Mindestlohn auch bei Krankheit?

Seit der Einführung des Mindestlohns werden immer neue Fragen aufgeworfen, die im Gesetz nicht abschließend geklärt sind. Etwa diese: Muss der Arbeitgeber bei Krankheit auch den Mindestlohn zahlen? Eine erste Antwort darauf hat das Bundesarbeitsgericht gegeben.

Erstmals seit Einführung des Mindestlohngesetzes im Januar hat sich das Bundesarbeitsgericht mit einem mit dem Gesetz im Zusammenhang stehenden Fall beschäftigt. Dabei haben die Erfurter Richter entschieden, dass Arbeitgeber – hier auf pädagogisches Personal bezogen – den in ihrer Branche geltenden Mindestlohn auch bei krankheitsbedingten Ausfällen von Angestellten und auch an Feiertagen zahlen müssen (Entscheidung vom 13. Mai 2015; AZ: 10 AZR 191/14).

In dem Fall ging es um eine Aus- und Weiterbildungsfirma in Niedersachsen und dabei nicht nur primär um das Mindestlohngesetz, sondern um einen für bundesweit bis zu 22.000 Beschäftigte der Weiterbildungsbranche geltenden Mindestlohn-Tarifvertrag. Diese Firmen bekommen Aufträge beispielsweise von Arbeitsagenturen.

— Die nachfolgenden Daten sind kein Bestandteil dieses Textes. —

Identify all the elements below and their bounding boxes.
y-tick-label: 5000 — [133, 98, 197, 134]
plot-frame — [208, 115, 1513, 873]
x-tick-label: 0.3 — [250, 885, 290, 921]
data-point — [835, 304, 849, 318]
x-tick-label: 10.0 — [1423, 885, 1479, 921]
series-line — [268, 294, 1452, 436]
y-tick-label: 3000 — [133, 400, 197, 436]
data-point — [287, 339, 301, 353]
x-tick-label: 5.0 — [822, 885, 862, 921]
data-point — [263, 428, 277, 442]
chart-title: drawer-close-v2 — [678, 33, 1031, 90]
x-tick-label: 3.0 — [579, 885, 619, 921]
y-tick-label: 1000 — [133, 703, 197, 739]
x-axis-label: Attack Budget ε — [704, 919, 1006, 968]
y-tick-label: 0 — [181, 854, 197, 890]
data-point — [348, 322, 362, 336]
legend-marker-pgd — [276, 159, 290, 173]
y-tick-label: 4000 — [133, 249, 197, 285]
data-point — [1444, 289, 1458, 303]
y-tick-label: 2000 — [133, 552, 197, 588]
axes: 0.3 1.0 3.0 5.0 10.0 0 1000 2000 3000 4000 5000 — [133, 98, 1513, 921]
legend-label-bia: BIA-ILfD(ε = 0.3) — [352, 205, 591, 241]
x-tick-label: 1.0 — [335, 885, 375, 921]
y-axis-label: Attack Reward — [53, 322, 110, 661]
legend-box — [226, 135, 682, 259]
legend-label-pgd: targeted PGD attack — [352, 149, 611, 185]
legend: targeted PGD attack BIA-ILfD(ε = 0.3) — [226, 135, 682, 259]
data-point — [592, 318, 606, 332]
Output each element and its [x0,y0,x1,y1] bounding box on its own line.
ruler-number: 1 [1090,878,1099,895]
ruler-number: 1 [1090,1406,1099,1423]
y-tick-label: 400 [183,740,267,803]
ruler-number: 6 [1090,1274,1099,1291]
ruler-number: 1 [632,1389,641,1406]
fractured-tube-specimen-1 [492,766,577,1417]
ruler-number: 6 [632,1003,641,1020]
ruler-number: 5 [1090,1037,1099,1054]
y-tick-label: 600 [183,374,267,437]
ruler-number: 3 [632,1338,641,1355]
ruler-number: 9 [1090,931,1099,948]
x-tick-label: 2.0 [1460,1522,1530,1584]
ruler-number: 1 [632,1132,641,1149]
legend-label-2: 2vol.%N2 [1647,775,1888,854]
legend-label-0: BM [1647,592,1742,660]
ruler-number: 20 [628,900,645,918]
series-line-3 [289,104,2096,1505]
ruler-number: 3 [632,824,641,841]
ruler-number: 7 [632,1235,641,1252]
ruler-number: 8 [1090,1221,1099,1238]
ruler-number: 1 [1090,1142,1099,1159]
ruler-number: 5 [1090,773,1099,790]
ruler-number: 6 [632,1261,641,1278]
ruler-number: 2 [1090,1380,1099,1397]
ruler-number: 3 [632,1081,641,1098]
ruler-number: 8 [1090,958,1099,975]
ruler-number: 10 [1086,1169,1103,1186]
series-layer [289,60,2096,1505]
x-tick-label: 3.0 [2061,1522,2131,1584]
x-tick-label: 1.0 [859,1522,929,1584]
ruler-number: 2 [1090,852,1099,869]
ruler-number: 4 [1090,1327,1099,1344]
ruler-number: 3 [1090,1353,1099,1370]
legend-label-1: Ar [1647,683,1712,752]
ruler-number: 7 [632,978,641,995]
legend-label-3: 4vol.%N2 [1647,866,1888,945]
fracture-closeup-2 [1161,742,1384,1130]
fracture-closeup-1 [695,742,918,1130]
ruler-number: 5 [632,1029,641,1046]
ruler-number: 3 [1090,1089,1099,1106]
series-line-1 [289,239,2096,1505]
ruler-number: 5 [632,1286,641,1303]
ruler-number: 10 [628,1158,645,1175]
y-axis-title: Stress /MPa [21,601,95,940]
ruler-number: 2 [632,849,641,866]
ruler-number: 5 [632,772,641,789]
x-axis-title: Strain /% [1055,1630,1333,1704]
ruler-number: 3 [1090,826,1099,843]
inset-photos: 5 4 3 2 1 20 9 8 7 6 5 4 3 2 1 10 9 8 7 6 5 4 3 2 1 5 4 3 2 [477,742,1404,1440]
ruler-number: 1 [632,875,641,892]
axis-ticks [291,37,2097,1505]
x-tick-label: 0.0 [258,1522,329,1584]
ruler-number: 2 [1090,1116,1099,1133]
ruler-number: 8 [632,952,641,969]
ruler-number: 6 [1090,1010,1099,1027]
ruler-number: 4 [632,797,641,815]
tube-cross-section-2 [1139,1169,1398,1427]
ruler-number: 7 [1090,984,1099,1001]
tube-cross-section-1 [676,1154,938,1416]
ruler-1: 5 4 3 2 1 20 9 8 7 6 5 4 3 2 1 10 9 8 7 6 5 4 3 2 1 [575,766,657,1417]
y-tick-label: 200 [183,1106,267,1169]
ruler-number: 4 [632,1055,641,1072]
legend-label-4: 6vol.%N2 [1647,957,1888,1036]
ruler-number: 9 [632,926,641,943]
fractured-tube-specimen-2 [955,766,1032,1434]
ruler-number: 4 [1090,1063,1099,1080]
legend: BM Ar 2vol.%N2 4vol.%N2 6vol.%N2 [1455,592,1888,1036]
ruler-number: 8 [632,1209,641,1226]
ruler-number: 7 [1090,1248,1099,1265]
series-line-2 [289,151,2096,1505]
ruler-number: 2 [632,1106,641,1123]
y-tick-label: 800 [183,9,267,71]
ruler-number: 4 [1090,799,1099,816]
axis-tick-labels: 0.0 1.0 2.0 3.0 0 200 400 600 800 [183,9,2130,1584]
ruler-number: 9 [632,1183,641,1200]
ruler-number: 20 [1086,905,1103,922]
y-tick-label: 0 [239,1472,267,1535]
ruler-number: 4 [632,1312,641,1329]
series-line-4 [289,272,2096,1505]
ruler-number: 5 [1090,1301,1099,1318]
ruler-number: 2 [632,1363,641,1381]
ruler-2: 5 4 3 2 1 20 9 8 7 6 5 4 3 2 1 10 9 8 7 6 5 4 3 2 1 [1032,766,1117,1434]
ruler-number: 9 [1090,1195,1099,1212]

Nach Ansicht von Arbeitsrechtlern kann die Entscheidung dennoch Auswirkungen auf andere Fälle nach dem seit Januar geltenden Mindestlohngesetz haben. Denn hier fehlt eine eindeutige Regelung zur Entgeltfortzahlung im Krankheitsfall.

Viele Fragen offen – weitere Klagen erwartet

Inwiefern eine Klagewelle auf die Gerichte zurollt, wird unterschiedlich eingeschätzt. Ingrid Schmidt etwa, Präsidentin des Bundesarbeitsgerichts, sieht die Gefahr nicht, sagte kürzlich aber dennoch: „Das Mindestlohngesetz wird einigen Arbeitsstoff für die Gerichte produzieren.“ Das betreffe auch Praktikantenverhältnisse, Zulagen oder Zuschläge.

Gewerkschaften rechnen hingegen mit einer Reihe von Klagen. Denn einige Fragen sind durch das Mindestlohngesetz noch nicht beantwortet. Beispielsweise, ob Urlaubs-, Weihnachts- oder Tagesgeld auf den Mindestlohn anrechenbar sind. Auch die Bezahlung von Bereitschaftszeiten ist nicht geregelt.

Hintergrund zum Mindestlohngesetz

In Deutschland gilt seit dem 1. Januar 2015 ein flächendeckender gesetzlicher Mindestlohn für Arbeitnehmer und auch für die meisten Praktikanten. Betroffene müssen seither mit 8,50 Euro brutto Stundenlohn bezahlt werden. Allerdings gibt es für einige Branchen eine Übergangsphase bis 2017. In dieser Zeit können Tarifpartner, also Gewerkschaften und Arbeitgeberverbände, auch Stundenlöhne unter 8,50 Euro vereinbaren.

Ausnahmen sieht das Gesetz jedoch auch vor, diese betreffen vor allem Praktikanten. Schüler und Studierende, die das Praktikum im Rahmen ihrer Ausbildung absolvieren, haben ebenso wenig Mindestlohnanspruch wie junge Menschen, die ein Orientierungspraktikum für eine Berufsausbildung oder für die Aufnahme eines Studiums machen. Voraussetzung hierfür: Das Praktikum darf nicht länger als drei Monate dauern, andernfalls gilt auch hier der Mindestlohn.